Controller Instantiation

Controllers are instantiated as needed by their views so in order to manage these references in some way you need to utilize Initializable interface that controllers support. When adding that interface the class gains the Initialize function:

public interface Initializable {

    public void initialize(URL location, ResourceBundle resources);

}

You can use this function to register the controller instance with a mechanic for instance management or a message bus.

Direct Function Calls

To get a controller reference in another controller to be able to call functions on it you need a central index that can give you that reference. The Google Guava library provides the ideal collection for this: ClassToInstanceMap. This map can be used to resolve Class names to references.
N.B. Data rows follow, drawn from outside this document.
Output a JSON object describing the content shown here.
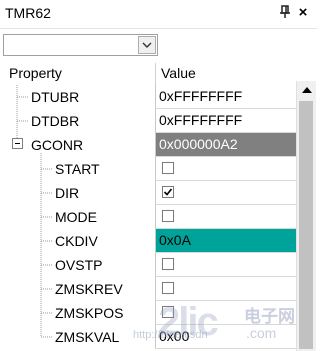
{
  "window": {
    "title": "TMR62",
    "pin_icon": "pin-icon",
    "close_glyph": "×"
  },
  "combobox": {
    "value": "",
    "icon": "chevron-down-icon"
  },
  "grid": {
    "headers": {
      "property": "Property",
      "value": "Value"
    },
    "rows": [
      {
        "name": "DTUBR",
        "value": "0xFFFFFFFF",
        "type": "text",
        "level": 0
      },
      {
        "name": "DTDBR",
        "value": "0xFFFFFFFF",
        "type": "text",
        "level": 0
      },
      {
        "name": "GCONR",
        "value": "0x000000A2",
        "type": "group",
        "expanded": true,
        "expander": "⊟",
        "level": 0
      },
      {
        "name": "START",
        "value": "",
        "type": "checkbox",
        "checked": false,
        "level": 1
      },
      {
        "name": "DIR",
        "value": "",
        "type": "checkbox",
        "checked": true,
        "level": 1
      },
      {
        "name": "MODE",
        "value": "",
        "type": "checkbox",
        "checked": false,
        "level": 1
      },
      {
        "name": "CKDIV",
        "value": "0x0A",
        "type": "text",
        "highlight": "#00A39A",
        "level": 1
      },
      {
        "name": "OVSTP",
        "value": "",
        "type": "checkbox",
        "checked": false,
        "level": 1
      },
      {
        "name": "ZMSKREV",
        "value": "",
        "type": "checkbox",
        "checked": false,
        "level": 1
      },
      {
        "name": "ZMSKPOS",
        "value": "",
        "type": "checkbox",
        "checked": false,
        "level": 1
      },
      {
        "name": "ZMSKVAL",
        "value": "0x00",
        "type": "text",
        "level": 1
      }
    ]
  },
  "scrollbar": {
    "up_icon": "scroll-up-arrow-icon"
  },
  "watermark": {
    "url_text": "http://blog.csdn",
    "logo": "2lic",
    "cn": "电子网",
    "com": ".com"
  },
  "colors": {
    "selected_bg": "#808080",
    "teal_bg": "#00A39A"
  }
}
For this workflow you create a static ClassToInstanceMap in your Application.java:

public class Application {

    // We use the mutable ClassToInstanceMap as controllers are added as they are
    // initialized.
    public static final ClassToInstanceMap controllers = MutableClassToInstanceMap.create();

    [...]
}

And in the initializer of your controller you add the controller instance to that map:

public class ControllerA implements Initializable {

    public void initialize(URL location, ResourceBundle resources) {
        Application.controllers.putInstance(ControllerA.class, this);
    }

    /** This is the function we wish to call from another controller
     */
    public void workIt() {
        System.out.println("Working it!");
    }
}

Another controller can then resolve the instance for ControllerA and use it:

public class ControllerB {
    [...]

    public void handlingSomeUserInput() {
        Application.getInstance(ControllerA.class).workIt();
    }
}

Of course this is completely unsafe as the instance may be null when the controller has not yet been initialized.